In manual therapy, there are at least two worlds that very rarely meet:
There is the rather European world, where methods move from one country to another quite easily and in this European world, there is the field of manual therapy in France. What is created and practised in France is very little known, or even not even known at all, outside of it.
Then there is the Anglo-Saxon world, which includes countries in North America, the United Kingdom and Australia, which are the cradle of manual therapies that are very little known, or even not at all, in France and I would even say in Latin countries in general.
The first objective of AIMTC is to bridge the gap between these two cultures, these two ways of understanding, practising manual therapies and to bring to each the other's culture. Seminars with AIMTC are in three languages: French, English and Spanish.
The second objective is to give primary importance to neuroscience. Current discoveries lead us to believe that no therapist can adjust the body, and that all of them only inform the central nervous system. This is the new paradigm that AIMTC aims to develop.
The third objective is to offer very high level training to manual therapy professionals.
The Quality-Commitment of AIMTC
Since the creation of the International Academy of Contemporary Therapeutic Methods (AIMTC), I have emphasised the accessibility and excellence of the training courses that would be presented.

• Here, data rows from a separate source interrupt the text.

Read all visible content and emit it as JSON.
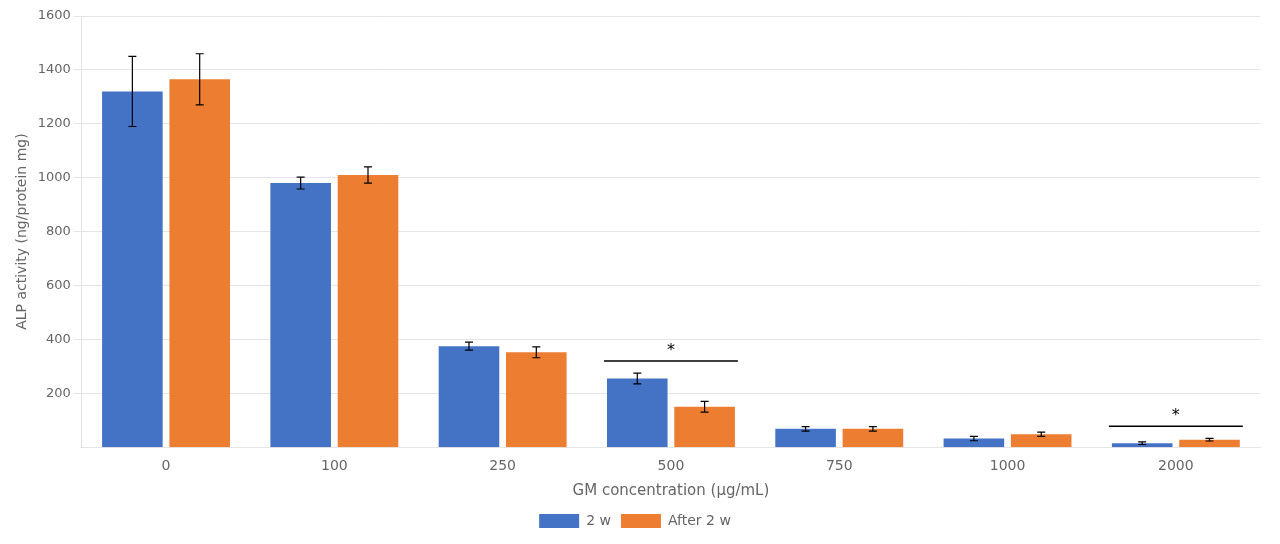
{
  "chart_data": {
    "type": "bar",
    "xlabel": "GM concentration (μg/mL)",
    "ylabel": "ALP activity (ng/protein mg)",
    "categories": [
      "0",
      "100",
      "250",
      "500",
      "750",
      "1000",
      "2000"
    ],
    "series": [
      {
        "name": "2 w",
        "color": "#4472C4",
        "values": [
          1320,
          980,
          375,
          255,
          68,
          32,
          15
        ],
        "errors": [
          130,
          22,
          15,
          20,
          8,
          8,
          5
        ]
      },
      {
        "name": "After 2 w",
        "color": "#ED7D31",
        "values": [
          1365,
          1010,
          352,
          150,
          68,
          48,
          28
        ],
        "errors": [
          95,
          30,
          20,
          20,
          8,
          8,
          5
        ]
      }
    ],
    "ylim": [
      0,
      1600
    ],
    "yticks": [
      200,
      400,
      600,
      800,
      1000,
      1200,
      1400,
      1600
    ],
    "grid": true,
    "legend": "bottom",
    "annotations": [
      {
        "text": "*",
        "x": "500",
        "y": 320
      },
      {
        "text": "*",
        "x": "2000",
        "y": 78
      }
    ]
  }
}
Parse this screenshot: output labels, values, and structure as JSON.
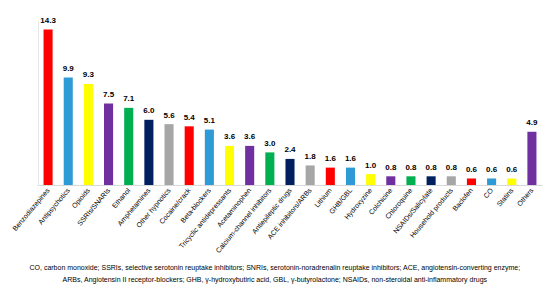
{
  "chart_data": {
    "type": "bar",
    "categories": [
      "Benzodiazepines",
      "Antipsychotics",
      "Opioids",
      "SSRIs/SNARIs",
      "Ethanol",
      "Amphetamines",
      "Other hypnotics",
      "Cocaine/crack",
      "Beta-blockers",
      "Tricyclic antidepressants",
      "Acetaminophen",
      "Calcium-channel inhibitors",
      "Antiepileptic drugs",
      "ACE inhibitors/ARBs",
      "Lithium",
      "GHB/GBL",
      "Hydroxyzine",
      "Colchicine",
      "Chloroquine",
      "NSAIDs/Salicylate",
      "Household products",
      "Baclofen",
      "CO",
      "Statins",
      "Others"
    ],
    "values": [
      14.3,
      9.9,
      9.3,
      7.5,
      7.1,
      6.0,
      5.6,
      5.4,
      5.1,
      3.6,
      3.6,
      3.0,
      2.4,
      1.8,
      1.6,
      1.6,
      1.0,
      0.8,
      0.8,
      0.8,
      0.8,
      0.6,
      0.6,
      0.6,
      4.9
    ],
    "value_labels": [
      "14.3",
      "9.9",
      "9.3",
      "7.5",
      "7.1",
      "6.0",
      "5.6",
      "5.4",
      "5.1",
      "3.6",
      "3.6",
      "3.0",
      "2.4",
      "1.8",
      "1.6",
      "1.6",
      "1.0",
      "0.8",
      "0.8",
      "0.8",
      "0.8",
      "0.6",
      "0.6",
      "0.6",
      "4.9"
    ],
    "colors": [
      "#ff0000",
      "#2e9ad6",
      "#ffff00",
      "#7030a0",
      "#00b050",
      "#002060",
      "#a6a6a6",
      "#ff0000",
      "#2e9ad6",
      "#ffff00",
      "#7030a0",
      "#00b050",
      "#002060",
      "#a6a6a6",
      "#ff0000",
      "#2e9ad6",
      "#ffff00",
      "#7030a0",
      "#00b050",
      "#002060",
      "#a6a6a6",
      "#ff0000",
      "#2e9ad6",
      "#ffff00",
      "#7030a0"
    ],
    "ylim": [
      0,
      15
    ],
    "grid": false,
    "data_labels": true,
    "tick_labels": "x",
    "annotations": [
      "CO, carbon monoxide; SSRIs, selective serotonin reuptake inhibitors; SNRIs, serotonin-noradrenalin reuptake inhibitors; ACE, angiotensin-converting enzyme;",
      "ARBs, Angiotensin II receptor-blockers; GHB, γ-hydroxybutiric acid, GBL, γ-butyrolactone; NSAIDs, non-steroidal anti-inflammatory drugs"
    ]
  }
}
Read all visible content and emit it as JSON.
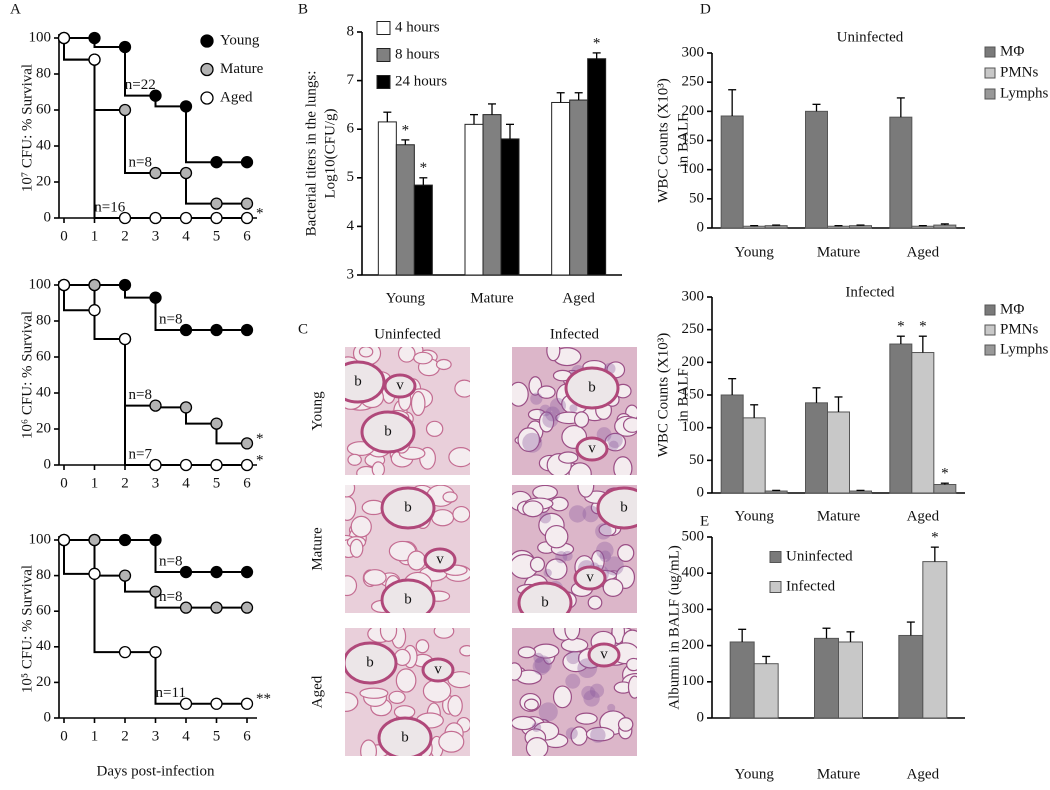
{
  "chart_data": [
    {
      "type": "survival",
      "panel": "A",
      "ylabel": "10⁷ CFU: % Survival",
      "x": [
        0,
        1,
        2,
        3,
        4,
        5,
        6
      ],
      "xlim": [
        0,
        6
      ],
      "xticks": [
        0,
        1,
        2,
        3,
        4,
        5,
        6
      ],
      "ylim": [
        0,
        100
      ],
      "yticks": [
        0,
        20,
        40,
        60,
        80,
        100
      ],
      "legend": "upper right",
      "series": [
        {
          "name": "Young",
          "color": "#000000",
          "values": [
            100,
            100,
            95,
            68,
            62,
            31,
            31
          ]
        },
        {
          "name": "Mature",
          "color": "#b3b3b3",
          "values": [
            100,
            88,
            60,
            25,
            25,
            8,
            8
          ]
        },
        {
          "name": "Aged",
          "color": "#ffffff",
          "values": [
            100,
            88,
            0,
            0,
            0,
            0,
            0
          ]
        }
      ],
      "annotations": [
        {
          "text": "n=22",
          "series": 0,
          "index": 3
        },
        {
          "text": "n=8",
          "series": 1,
          "index": 3
        },
        {
          "text": "n=16",
          "series": 2,
          "index": 2
        },
        {
          "text": "*",
          "series": 2,
          "index": 6
        }
      ]
    },
    {
      "type": "survival",
      "ylabel": "10⁶ CFU: % Survival",
      "x": [
        0,
        1,
        2,
        3,
        4,
        5,
        6
      ],
      "xlim": [
        0,
        6
      ],
      "xticks": [
        0,
        1,
        2,
        3,
        4,
        5,
        6
      ],
      "ylim": [
        0,
        100
      ],
      "yticks": [
        0,
        20,
        40,
        60,
        80,
        100
      ],
      "series": [
        {
          "color": "#000000",
          "values": [
            100,
            100,
            100,
            93,
            75,
            75,
            75
          ]
        },
        {
          "color": "#b3b3b3",
          "values": [
            100,
            100,
            70,
            33,
            32,
            23,
            12
          ]
        },
        {
          "color": "#ffffff",
          "values": [
            100,
            86,
            70,
            0,
            0,
            0,
            0
          ]
        }
      ],
      "annotations": [
        {
          "text": "n=8",
          "series": 0,
          "index": 4
        },
        {
          "text": "n=8",
          "series": 1,
          "index": 3
        },
        {
          "text": "n=7",
          "series": 2,
          "index": 3
        },
        {
          "text": "*",
          "series": 1,
          "index": 6
        },
        {
          "text": "*",
          "series": 2,
          "index": 6
        }
      ]
    },
    {
      "type": "survival",
      "ylabel": "10⁵ CFU: % Survival",
      "xlabel": "Days post-infection",
      "x": [
        0,
        1,
        2,
        3,
        4,
        5,
        6
      ],
      "xlim": [
        0,
        6
      ],
      "xticks": [
        0,
        1,
        2,
        3,
        4,
        5,
        6
      ],
      "ylim": [
        0,
        100
      ],
      "yticks": [
        0,
        20,
        40,
        60,
        80,
        100
      ],
      "series": [
        {
          "color": "#000000",
          "values": [
            100,
            100,
            100,
            100,
            82,
            82,
            82
          ]
        },
        {
          "color": "#b3b3b3",
          "values": [
            100,
            100,
            80,
            71,
            62,
            62,
            62
          ]
        },
        {
          "color": "#ffffff",
          "values": [
            100,
            81,
            37,
            37,
            8,
            8,
            8
          ]
        }
      ],
      "annotations": [
        {
          "text": "n=8",
          "series": 0,
          "index": 4
        },
        {
          "text": "n=8",
          "series": 1,
          "index": 4
        },
        {
          "text": "n=11",
          "series": 2,
          "index": 4
        },
        {
          "text": "**",
          "series": 2,
          "index": 6
        }
      ]
    },
    {
      "type": "bar",
      "panel": "B",
      "ylabel": [
        "Bacterial titers in the lungs:",
        "Log10(CFU/g)"
      ],
      "categories": [
        "Young",
        "Mature",
        "Aged"
      ],
      "ylim": [
        3,
        8
      ],
      "yticks": [
        3,
        4,
        5,
        6,
        7,
        8
      ],
      "legend": "upper left",
      "series": [
        {
          "name": "4 hours",
          "color": "#ffffff",
          "values": [
            6.15,
            6.1,
            6.55
          ],
          "errors": [
            0.2,
            0.2,
            0.2
          ]
        },
        {
          "name": "8 hours",
          "color": "#808080",
          "values": [
            5.68,
            6.3,
            6.6
          ],
          "errors": [
            0.1,
            0.22,
            0.15
          ]
        },
        {
          "name": "24 hours",
          "color": "#000000",
          "values": [
            4.85,
            5.8,
            7.45
          ],
          "errors": [
            0.15,
            0.3,
            0.12
          ]
        }
      ],
      "annotations": [
        {
          "text": "*",
          "series": 1,
          "index": 0
        },
        {
          "text": "*",
          "series": 2,
          "index": 0
        },
        {
          "text": "*",
          "series": 2,
          "index": 2
        }
      ]
    },
    {
      "type": "bar",
      "panel": "D",
      "title": "Uninfected",
      "ylabel": [
        "WBC Counts (X10³)",
        "in BALF"
      ],
      "categories": [
        "Young",
        "Mature",
        "Aged"
      ],
      "ylim": [
        0,
        300
      ],
      "yticks": [
        0,
        50,
        100,
        150,
        200,
        250,
        300
      ],
      "legend": "outside right",
      "series": [
        {
          "name": "MΦ",
          "color": "#7a7a7a",
          "values": [
            192,
            200,
            190
          ],
          "errors": [
            45,
            12,
            33
          ]
        },
        {
          "name": "PMNs",
          "color": "#c8c8c8",
          "values": [
            3,
            3,
            3
          ],
          "errors": [
            1,
            1,
            1
          ]
        },
        {
          "name": "Lymphs",
          "color": "#999999",
          "values": [
            4,
            4,
            5
          ],
          "errors": [
            1,
            1,
            2
          ]
        }
      ]
    },
    {
      "type": "bar",
      "title": "Infected",
      "ylabel": [
        "WBC Counts (X10³)",
        "in BALF"
      ],
      "categories": [
        "Young",
        "Mature",
        "Aged"
      ],
      "ylim": [
        0,
        300
      ],
      "yticks": [
        0,
        50,
        100,
        150,
        200,
        250,
        300
      ],
      "legend": "outside right",
      "series": [
        {
          "name": "MΦ",
          "color": "#7a7a7a",
          "values": [
            150,
            138,
            228
          ],
          "errors": [
            25,
            23,
            12
          ]
        },
        {
          "name": "PMNs",
          "color": "#c8c8c8",
          "values": [
            115,
            124,
            215
          ],
          "errors": [
            20,
            23,
            25
          ]
        },
        {
          "name": "Lymphs",
          "color": "#999999",
          "values": [
            3,
            3,
            13
          ],
          "errors": [
            1,
            1,
            2
          ]
        }
      ],
      "annotations": [
        {
          "text": "*",
          "series": 0,
          "index": 2
        },
        {
          "text": "*",
          "series": 1,
          "index": 2
        },
        {
          "text": "*",
          "series": 2,
          "index": 2
        }
      ]
    },
    {
      "type": "bar",
      "panel": "E",
      "ylabel": [
        "Albumin in BALF (ug/mL)"
      ],
      "categories": [
        "Young",
        "Mature",
        "Aged"
      ],
      "ylim": [
        0,
        500
      ],
      "yticks": [
        0,
        100,
        200,
        300,
        400,
        500
      ],
      "legend": "upper left",
      "series": [
        {
          "name": "Uninfected",
          "color": "#7a7a7a",
          "values": [
            210,
            220,
            228
          ],
          "errors": [
            35,
            28,
            37
          ]
        },
        {
          "name": "Infected",
          "color": "#c8c8c8",
          "values": [
            150,
            210,
            432
          ],
          "errors": [
            20,
            28,
            40
          ]
        }
      ],
      "annotations": [
        {
          "text": "*",
          "series": 1,
          "index": 2
        }
      ]
    }
  ],
  "histology": {
    "panel": "C",
    "columns": [
      "Uninfected",
      "Infected"
    ],
    "rows": [
      "Young",
      "Mature",
      "Aged"
    ],
    "images": [
      {
        "labels": [
          "b",
          "v",
          "b"
        ]
      },
      {
        "labels": [
          "b",
          "v"
        ]
      },
      {
        "labels": [
          "b",
          "v",
          "b"
        ]
      },
      {
        "labels": [
          "b",
          "v",
          "b"
        ]
      },
      {
        "labels": [
          "b",
          "v",
          "b"
        ]
      },
      {
        "labels": [
          "v"
        ]
      }
    ]
  }
}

These two elements go hand in hand with a major aspect which is quality.
For AIMTC, the quality of training is fundamental, and it is my duty as a director to provide participants with services that are commensurate with what they represent for our society.
As I have often said, the quality of training services is non-negotiable. It is essential that it be delivered with the same rigour by all intervener who speak on behalf of AIMTC, although I am currently the only trainer. I work daily to ensure that all training services meet the highest standards of quality.
The main objective of AIMTC's Quality-Commitment is to constantly renew it.
To do this, it is essential to adopt measures likely to fulfil this mission, which is essential for the professional development of therapists.
The plan I am presenting will, I am convinced, provide first-rate support to these manual therapy professionals. The Commitment to Quality will not only provide therapists with high-level training marked by excellence, but will also contribute to the future of our society.
I know that I can count on the support of partners, such as ICPF & PSI, ANN, ANPQ, ANQ, RITMA and RMQ who accredit AIMTC seminars, to work together to offer therapists training that promotes their full professional development.
AIMTC was founded in 2003 and is based in Montreal. It offers training courses (Bowen, Niromathé and DermoNeuroModulation) to therapists in many countries. AIMTC is an institution accredited by the Minister of Human Resources and Skills Development Canada with accreditation number 04-04-2872.